Medieval Book of Hours Leaf with Illumination
A spectacular, previously unknown example of a leaf from a Psalter. The piece dates from the reign of King Philip Augustus (1179-1223), and was illuminated in Northern France.
The text opens with a beautifully executed and intricately illuminated initial “A” (‘Audite hec omnes gentes’), which opens Psalm 48. The velum is decorated with gold leaf, liquid gold, and red and blue tempera. It contains twenty-one lines of text on the recto and verso in the finest angular Gothic script, featuring numerous initials ornamented with gold leaf, and highlighted by pen work ornamentation in red and blue. Red ink, blue ink, and gold leaf are also used as a variety of colourful line fillers.
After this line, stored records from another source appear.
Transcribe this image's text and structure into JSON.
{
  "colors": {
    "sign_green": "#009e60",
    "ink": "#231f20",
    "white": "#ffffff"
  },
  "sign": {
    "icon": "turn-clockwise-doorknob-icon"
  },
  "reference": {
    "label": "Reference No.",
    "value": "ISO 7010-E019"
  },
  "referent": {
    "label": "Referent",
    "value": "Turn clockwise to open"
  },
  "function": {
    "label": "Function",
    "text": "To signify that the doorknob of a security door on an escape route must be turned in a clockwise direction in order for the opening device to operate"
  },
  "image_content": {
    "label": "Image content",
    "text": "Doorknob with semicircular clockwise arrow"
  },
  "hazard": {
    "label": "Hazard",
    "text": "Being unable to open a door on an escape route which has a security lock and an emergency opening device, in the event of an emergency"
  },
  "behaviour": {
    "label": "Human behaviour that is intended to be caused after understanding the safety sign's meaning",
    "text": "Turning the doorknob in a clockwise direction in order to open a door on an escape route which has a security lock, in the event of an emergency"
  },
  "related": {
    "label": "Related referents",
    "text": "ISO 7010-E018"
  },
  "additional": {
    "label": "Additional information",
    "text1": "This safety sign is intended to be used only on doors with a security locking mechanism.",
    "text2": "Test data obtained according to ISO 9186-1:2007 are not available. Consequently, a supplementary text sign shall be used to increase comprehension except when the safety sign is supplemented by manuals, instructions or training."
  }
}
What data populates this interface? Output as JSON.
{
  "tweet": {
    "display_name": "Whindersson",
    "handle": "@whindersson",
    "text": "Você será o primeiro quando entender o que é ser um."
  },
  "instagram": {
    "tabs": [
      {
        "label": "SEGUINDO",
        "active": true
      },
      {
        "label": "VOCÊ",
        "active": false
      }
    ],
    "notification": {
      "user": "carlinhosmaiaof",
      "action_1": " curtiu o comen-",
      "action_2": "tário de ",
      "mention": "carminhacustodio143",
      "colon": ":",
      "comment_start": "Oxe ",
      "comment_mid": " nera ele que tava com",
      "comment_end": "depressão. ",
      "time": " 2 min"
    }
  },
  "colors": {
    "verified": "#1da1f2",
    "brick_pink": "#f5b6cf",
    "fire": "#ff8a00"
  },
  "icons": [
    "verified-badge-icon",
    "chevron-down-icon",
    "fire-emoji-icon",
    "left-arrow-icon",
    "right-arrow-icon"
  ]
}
Probably produced in North-eastern France, perhaps in the region around Noyons, Soissons, and Lyon, or at least strongly influenced by court productions from this area. Although its original patron cannot be identified, the lavish use of gold leaf and high artistic quality leads us to suspect that the work was made for a member of the court.
Circa 1179 - 1223 ADCondition:
Extremely fine condition.
The Book of Hours is a literary work of Christian devotion, which gained popularity during the Middle Ages. In addition to their stimulating content, comprising psalms, prayers, and devotional texts, these books are among the most interesting examples of medieval calligraphy and decorative practice. This leaf was almost certainly influenced by manuscripts produced in Ile-de-France, especially those of the Abbey of St. Victor. Comparative material suggests this piece dates from the last part of the reign of King Philip Augustus.